Latest update March 31st, 2026 12:30 AM
Aug 29, 2025 News

The mother of Khaled al-Shinbari, a Palestinian teenager who was killed by Israeli gunfire on Wednesday while waiting for aid in northern Gaza, according to medics, holds his shoes, while she is comforted by her sister, during Khaled’s funeral, at al-Shifa Hospital in Gaza City [Mahmoud Issa/Reuters]
(AL-JAZEERA) Sources at Gaza’s hospitals have revealed that at least 50 Palestinians have been killed by Israeli attacks since the early hours of Thursday morning.
Israel’s ongoing assault on Gaza City is levelling entire neighbourhoods, our correspondent on the ground reports, in an attempt to rid the city of its residents. Civil defence reports at least 1,500 homes have been destroyed.
UN chief Antonio Guterres said Israel’s seizure of Gaza City “must stop”, and condemned its recent attack on Nasser Hospital, which killed at least 20, including journalists and medical workers.
Gaza’s Ministry of Health has recorded four starvation deaths over the past 24 hours, and at least 50 people have been killed in Israeli attacks on the enclave Thursday, medical sources tell our team.
In videos posted by locals on Instagram and verified by Al Jazeera, Palestinian children in the Gaza Strip can be seen trying to catch drops of water in cans from underneath a truck transporting water.
The water they collect has run down the side of containers, through wooden pallets and along the underside of the truck.
Other children are cooling themselves in the extreme heat, allowing drops of water to fall over them.
The entire Gaza Strip continues to suffer under Israel’s famine-inducing starvation policy with severe shortages of food, water and medicine prevailing in all areas.
Cindy McCain, head of the UN’s World Food Programme, says families in Gaza are starving, but that her organisation is able to “deliver at scale”.
“Gaza is at a breaking point. I’ve just seen it myself,” she said in a post on X. “We must revive our network of 200-plus food distribution points, community kitchens and bakeries ASAP.”

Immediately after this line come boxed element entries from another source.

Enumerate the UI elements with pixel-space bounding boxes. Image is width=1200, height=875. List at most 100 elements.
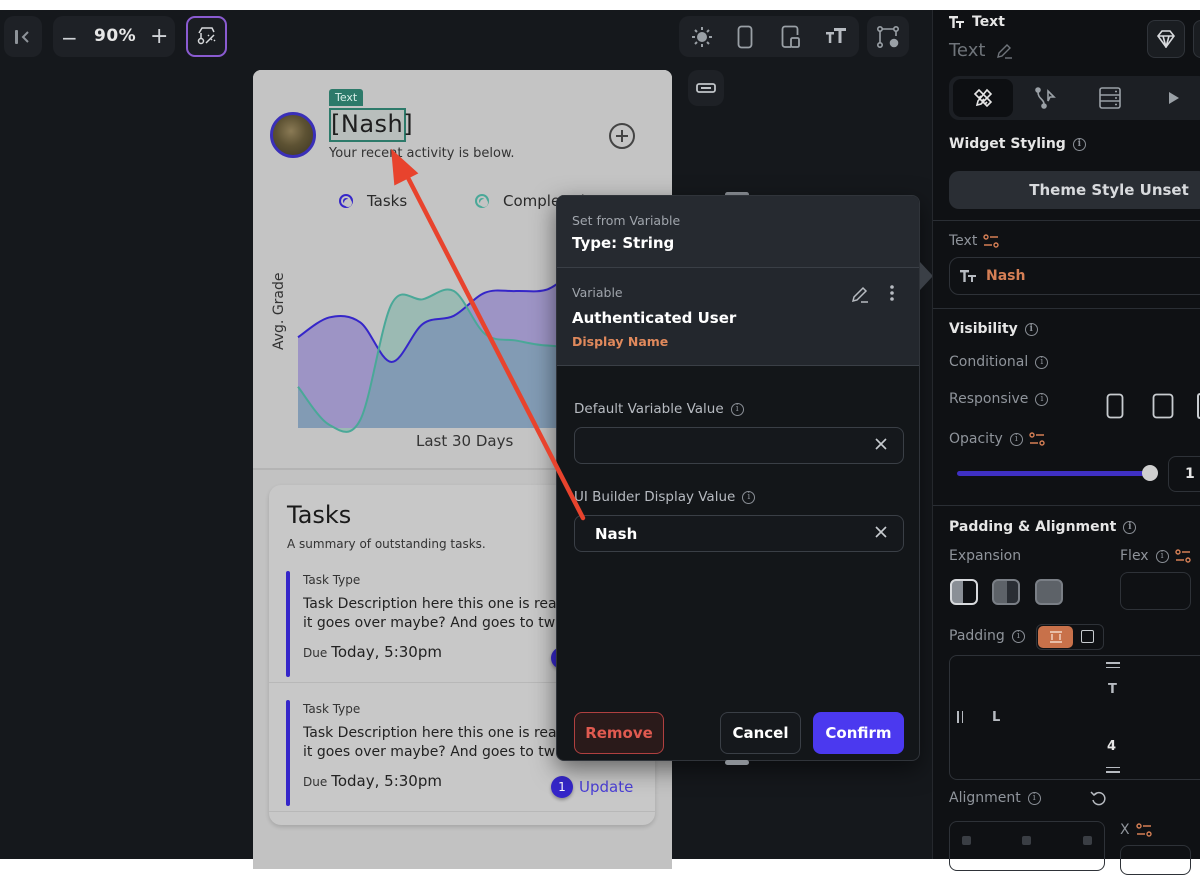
tab-properties[interactable]	[953, 79, 1013, 117]
padding-sides-icon	[1049, 631, 1062, 643]
phone-icon[interactable]	[737, 25, 753, 49]
ai-generate-icon	[196, 25, 218, 47]
task-count-badge: 1	[551, 776, 573, 798]
clear-icon[interactable]	[875, 438, 887, 450]
info-icon: i	[1027, 791, 1041, 805]
padding-top-label[interactable]: T	[1108, 682, 1117, 697]
default-value-input[interactable]	[574, 427, 904, 464]
info-icon: i	[1155, 549, 1169, 563]
task-update-link[interactable]: Update	[579, 778, 633, 796]
canvas-settings-button[interactable]	[867, 16, 909, 57]
task-due: Due Today, 5:30pm	[303, 772, 442, 790]
text-scale-icon[interactable]	[825, 26, 847, 46]
legend-tasks-dot	[339, 194, 353, 208]
variable-field: Display Name	[572, 334, 669, 349]
opacity-slider-track[interactable]	[957, 471, 1151, 476]
dialog-header-label: Set from Variable	[572, 213, 681, 228]
x-alignment-input[interactable]	[1120, 845, 1191, 875]
task-accent-bar	[286, 700, 290, 806]
user-name-text[interactable]: [Nash]	[331, 110, 413, 138]
dialog-header: Set from Variable Type: String	[557, 196, 919, 268]
edit-variable-icon[interactable]	[850, 284, 870, 304]
x-alignment-label: X	[1120, 822, 1152, 838]
padding-top-handle[interactable]	[1106, 662, 1120, 668]
text-value-field[interactable]: Nash	[949, 257, 1200, 295]
builder-value-input[interactable]: Nash	[574, 515, 904, 552]
padding-label: Padding i	[949, 628, 1025, 644]
confirm-button[interactable]: Confirm	[813, 712, 904, 754]
widget-type-heading: Text	[949, 14, 1005, 30]
expansion-shrink-button[interactable]	[992, 579, 1020, 605]
play-icon	[1169, 92, 1179, 104]
alignment-dot[interactable]	[1022, 836, 1031, 845]
info-icon: i	[1072, 137, 1086, 151]
dialog-type: Type: String	[572, 234, 675, 252]
tune-icon	[1135, 823, 1152, 837]
opacity-input[interactable]: 1	[1168, 456, 1200, 492]
legend-tasks: Tasks	[339, 192, 407, 210]
widget-name[interactable]: Text	[949, 40, 1013, 61]
cancel-button[interactable]: Cancel	[720, 712, 801, 754]
collapse-panel-button[interactable]	[4, 16, 42, 57]
tablet-icon	[1152, 393, 1174, 419]
zoom-in-button[interactable]: +	[150, 24, 168, 49]
expansion-fill-button[interactable]	[1035, 579, 1063, 605]
premium-button[interactable]	[1147, 20, 1185, 58]
widget-toggle-button[interactable]	[688, 70, 724, 106]
remove-button[interactable]: Remove	[574, 712, 664, 754]
legend-tasks-label: Tasks	[367, 192, 408, 210]
tasks-subtitle: A summary of outstanding tasks.	[287, 537, 486, 551]
padding-left-label[interactable]: L	[992, 710, 1000, 725]
theme-style-button[interactable]: Theme Style Unset	[949, 171, 1200, 209]
info-icon: i	[1024, 322, 1038, 336]
tab-actions[interactable]	[1016, 79, 1076, 117]
task-due: Due Today, 5:30pm	[303, 643, 442, 661]
padding-editor: T L 4	[949, 655, 1200, 780]
padding-bottom-value[interactable]: 4	[1107, 739, 1116, 754]
zoom-level: 90%	[94, 26, 137, 46]
variable-section: Variable Authenticated User Display Name	[557, 268, 919, 366]
padding-individual-button[interactable]	[1038, 626, 1073, 648]
expansion-fit-button[interactable]	[950, 579, 978, 605]
responsive-phone-toggle[interactable]	[1106, 393, 1124, 423]
zoom-out-button[interactable]: −	[61, 26, 78, 50]
reset-alignment-icon[interactable]	[1090, 790, 1108, 812]
avatar[interactable]	[270, 112, 316, 158]
alignment-dot[interactable]	[962, 836, 971, 845]
info-icon: i	[1035, 355, 1049, 369]
tune-icon	[1029, 432, 1045, 446]
popup-resize-handle-bottom[interactable]	[725, 760, 749, 765]
more-panel-button[interactable]	[1193, 20, 1200, 58]
padding-alignment-heading: Padding & Alignment i	[949, 519, 1137, 535]
add-button[interactable]	[608, 122, 636, 150]
more-options-icon[interactable]	[889, 284, 895, 302]
responsive-tablet-toggle[interactable]	[1152, 393, 1174, 423]
builder-value-label: UI Builder Display Value i	[574, 489, 756, 505]
device-toolbar	[679, 16, 859, 57]
padding-left-handle[interactable]	[957, 711, 963, 723]
app-window: − 90% + Text [Nash] Your recent activity…	[0, 10, 1200, 875]
flex-input[interactable]	[1120, 572, 1191, 610]
tune-icon	[983, 234, 1000, 248]
tab-backend[interactable]	[1080, 79, 1140, 117]
light-mode-icon[interactable]	[691, 26, 713, 48]
alignment-grid[interactable]	[949, 821, 1105, 871]
visibility-heading: Visibility i	[949, 321, 1038, 337]
x-axis-label: Last 30 Days	[416, 432, 514, 450]
widget-styling-heading: Widget Styling i	[949, 136, 1086, 152]
padding-uniform-button[interactable]	[1081, 630, 1094, 643]
tablet-phone-icon[interactable]	[781, 25, 801, 49]
properties-panel: Text Text Widget Styling i Theme Style U…	[932, 10, 1200, 875]
clear-icon[interactable]	[875, 526, 887, 538]
conditional-label[interactable]: Conditional i	[949, 354, 1049, 370]
tasks-title: Tasks	[287, 501, 352, 529]
tab-preview[interactable]	[1144, 79, 1200, 117]
ai-generate-button[interactable]	[186, 16, 227, 57]
selection-tag: Text	[329, 89, 364, 106]
flow-cursor-icon	[1035, 87, 1056, 109]
task-accent-bar	[286, 571, 290, 677]
padding-bottom-handle[interactable]	[1106, 767, 1120, 773]
alignment-dot[interactable]	[1083, 836, 1092, 845]
opacity-slider-handle[interactable]	[1142, 465, 1158, 481]
widget-toggle-icon	[696, 82, 716, 94]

UN Secretary-General Antonio Guterres has delivered remarks addressing the latest developments in Gaza, where he says civilians face “another deadly escalation” with Israel’s initial steps to seize Gaza City.
“Expanded military operations in Gaza City will have devastating consequences,” Guterres said. “Hundreds of thousands of civilians already exhausted and traumatised will be forced to flee yet again, bunching families into even deeper peril. This must stop.”
Guterres has slammed Israel for failing to meet its humanitarian obligations in Gaza, where famine is “no longer a looming possibility” but “a present-day catastrophe”.
“People are dying from hunger,” he stressed. “Families are being torn apart by displacement and despair. Pregnant women are facing unimaginable risks. And the systems that sustain life – food, water, healthcare – have been systematically dismantled.”
“These are the facts on the ground,” he added. “And they are the result of deliberate decisions that defy basic humanity.”
He said Israel must immediately cooperate with the UN and other agencies trying to get aid into Gaza.
“Day after day, our efforts have been blocked, delayed and denied,” he said. “This is unacceptable.”
Hunger has carved away at the bodies of Gaza’s elderly, turning them into living skeletons.
“The famine has caused me to lose weight – I dropped from 78kg [172 pounds] to just 42kg [92.6 pounds],” Riyad al-Ghazali told Al Jazeera.
“There’s no food, and we have no money to buy any. Prices are extremely high. Look at what has become of me. My hands used to be full and strong; now they’re just skin and bone,” he added. “All I eat is half a loaf of bread because that’s all we have. Sometimes I eat only salt, because there is nothing else.”
His wife, Nadia Abu Shaaban, says sometimes they go to sleep without dinner. “Many times, Riyad goes to sleep without dinner – there is just no food,” she said.
Meanwhile, in Gaza’s nursing homes, caregivers have little to offer to their elderly patients. Some are so weak that they can no longer move.
“In recent months, we lost five elders to hunger and starvation,” Ashraf Hamada, head of the elderly care department, told Al Jazeera. “We have no basic supplies – nothing is available in markets or even charity kitchens.”